FLEUR LUMINEUSE - (Circles of Light series) - © Sue O'Kieffe 2007
(Thanks to Rima Koleilat for the French lesson and assistance in naming this mandala)
I have been trained and instilled with certain artistic values. One that runs deep is that of non-appropriation, i.e. using other people's images in my artwork. When digital art was in its infancy, one of the criticisms was that people were stealing images from the web and using them as their own. Im sure that is still occurring, given how easy it is to download and save from any person's given website directly to your desktop. I think for a long time digital art was not considered a true art form. Im sure those attitudes are still prevalent in the art community. I am the only digital artist in my Art as Business group.
I remain conscious of only using images for my mandalas that I have photographed myself. Anything I have used that is not mine has been done with the permission of the photographer, and I give that person credit on my greeting cards and the labels that come with my prints. I have spent as much time this spring and summer learning to capture the light in the images I am shooting with my camera as I have in creating their portraits of light in photoshop. It is much easier to create with a good photographic source image than it is trying to heal the source image digitally.
The first time I touched a computer, before there was barely anything known as a Mac or PC, I knew I was home. It took me another 20 years, though, to really walk through the door.
On Being an Artist: Artmaking involves skills that can be learned.

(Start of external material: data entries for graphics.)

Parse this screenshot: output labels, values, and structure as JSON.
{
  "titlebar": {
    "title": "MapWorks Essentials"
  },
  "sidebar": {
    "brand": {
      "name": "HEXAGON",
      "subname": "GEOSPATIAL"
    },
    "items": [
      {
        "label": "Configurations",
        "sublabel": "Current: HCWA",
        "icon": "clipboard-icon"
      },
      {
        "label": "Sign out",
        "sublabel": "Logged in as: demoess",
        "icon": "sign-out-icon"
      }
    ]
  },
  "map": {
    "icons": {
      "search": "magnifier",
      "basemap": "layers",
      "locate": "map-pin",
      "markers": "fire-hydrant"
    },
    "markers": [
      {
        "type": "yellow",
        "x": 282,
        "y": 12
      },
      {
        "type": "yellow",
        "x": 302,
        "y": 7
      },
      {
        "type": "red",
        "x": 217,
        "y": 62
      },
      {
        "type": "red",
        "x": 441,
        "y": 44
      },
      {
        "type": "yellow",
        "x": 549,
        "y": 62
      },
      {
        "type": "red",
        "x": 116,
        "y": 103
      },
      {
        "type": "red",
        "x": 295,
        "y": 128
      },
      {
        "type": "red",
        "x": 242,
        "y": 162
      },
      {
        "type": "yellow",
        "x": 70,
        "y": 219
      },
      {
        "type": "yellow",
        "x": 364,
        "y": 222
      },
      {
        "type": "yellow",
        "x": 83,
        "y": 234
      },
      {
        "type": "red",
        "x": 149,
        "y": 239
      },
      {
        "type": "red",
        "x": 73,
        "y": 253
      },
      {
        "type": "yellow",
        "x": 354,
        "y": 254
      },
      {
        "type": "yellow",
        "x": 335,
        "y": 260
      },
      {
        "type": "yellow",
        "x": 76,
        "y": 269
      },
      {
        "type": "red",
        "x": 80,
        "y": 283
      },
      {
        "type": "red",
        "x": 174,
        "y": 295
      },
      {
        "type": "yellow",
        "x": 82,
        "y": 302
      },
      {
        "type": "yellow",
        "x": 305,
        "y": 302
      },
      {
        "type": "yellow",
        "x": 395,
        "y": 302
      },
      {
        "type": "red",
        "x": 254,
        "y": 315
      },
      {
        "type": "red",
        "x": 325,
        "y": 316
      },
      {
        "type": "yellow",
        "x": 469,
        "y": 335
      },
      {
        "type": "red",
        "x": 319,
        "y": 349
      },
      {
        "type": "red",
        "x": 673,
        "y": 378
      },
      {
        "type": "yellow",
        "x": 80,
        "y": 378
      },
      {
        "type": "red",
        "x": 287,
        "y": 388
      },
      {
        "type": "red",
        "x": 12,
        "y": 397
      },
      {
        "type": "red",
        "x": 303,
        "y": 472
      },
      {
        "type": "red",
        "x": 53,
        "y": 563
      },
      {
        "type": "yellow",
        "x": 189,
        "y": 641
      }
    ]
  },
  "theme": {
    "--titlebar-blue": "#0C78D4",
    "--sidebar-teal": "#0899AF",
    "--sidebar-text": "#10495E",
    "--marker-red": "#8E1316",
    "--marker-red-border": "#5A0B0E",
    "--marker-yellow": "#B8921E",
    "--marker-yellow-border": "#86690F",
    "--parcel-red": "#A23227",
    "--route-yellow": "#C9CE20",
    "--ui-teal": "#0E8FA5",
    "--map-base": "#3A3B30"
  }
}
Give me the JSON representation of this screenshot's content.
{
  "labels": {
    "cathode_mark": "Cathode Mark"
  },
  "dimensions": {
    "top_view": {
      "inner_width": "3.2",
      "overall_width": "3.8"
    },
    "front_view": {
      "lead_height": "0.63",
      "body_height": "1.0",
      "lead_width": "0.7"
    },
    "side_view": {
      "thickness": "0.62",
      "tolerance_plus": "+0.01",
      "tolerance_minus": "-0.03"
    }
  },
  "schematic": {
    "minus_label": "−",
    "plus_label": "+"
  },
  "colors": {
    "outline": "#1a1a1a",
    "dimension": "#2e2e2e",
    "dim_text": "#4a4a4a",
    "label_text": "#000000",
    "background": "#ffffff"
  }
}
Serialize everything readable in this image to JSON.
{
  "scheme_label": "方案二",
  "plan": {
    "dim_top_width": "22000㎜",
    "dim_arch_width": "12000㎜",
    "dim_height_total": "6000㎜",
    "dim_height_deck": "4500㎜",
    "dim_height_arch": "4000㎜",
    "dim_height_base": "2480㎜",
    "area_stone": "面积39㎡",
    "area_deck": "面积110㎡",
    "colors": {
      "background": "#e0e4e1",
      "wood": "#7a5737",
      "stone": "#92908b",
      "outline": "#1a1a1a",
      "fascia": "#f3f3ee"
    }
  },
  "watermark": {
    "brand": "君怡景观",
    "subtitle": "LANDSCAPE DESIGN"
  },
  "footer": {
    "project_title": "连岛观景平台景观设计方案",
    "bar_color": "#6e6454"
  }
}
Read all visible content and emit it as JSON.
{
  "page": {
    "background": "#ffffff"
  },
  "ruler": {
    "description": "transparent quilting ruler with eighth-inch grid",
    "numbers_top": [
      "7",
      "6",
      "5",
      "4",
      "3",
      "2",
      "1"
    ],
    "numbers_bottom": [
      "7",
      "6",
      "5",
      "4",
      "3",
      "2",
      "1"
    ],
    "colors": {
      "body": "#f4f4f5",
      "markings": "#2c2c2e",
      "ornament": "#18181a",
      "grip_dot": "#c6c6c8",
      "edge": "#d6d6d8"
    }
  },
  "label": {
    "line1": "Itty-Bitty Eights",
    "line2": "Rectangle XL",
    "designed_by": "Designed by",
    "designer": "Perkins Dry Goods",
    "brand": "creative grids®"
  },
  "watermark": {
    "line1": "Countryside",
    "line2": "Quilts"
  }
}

The conventional wisdom is that while "craft" can be taught, "art" remains a magical gift bestowed only by the gods. Not so. In large measure becoming an artist consists of learning to accept yourself, which makes your work personal, and in following your own voice, which makes your work distinctive. Clearly, these qualities can be nurtured by others. Even talent is rarely distinguishable, over the long run, from perseverance and lots of hard work. It's true that every few years the authors encounter some beginning photography student whose first-semester prints appear as finely crafted as any Ansel Adams might have made. And it's true that a natural gift like that...returns priceless encouragement to its maker. But all that has nothing to do with artistic content. Rather it simply points up the fact that most of us (including Adams himself) had to work years to perfect our art.
~ from Art and Fear, David Bayles and Ted Orland
(Credit goes to Tammy Vitale for pointing me to this book. Merci.)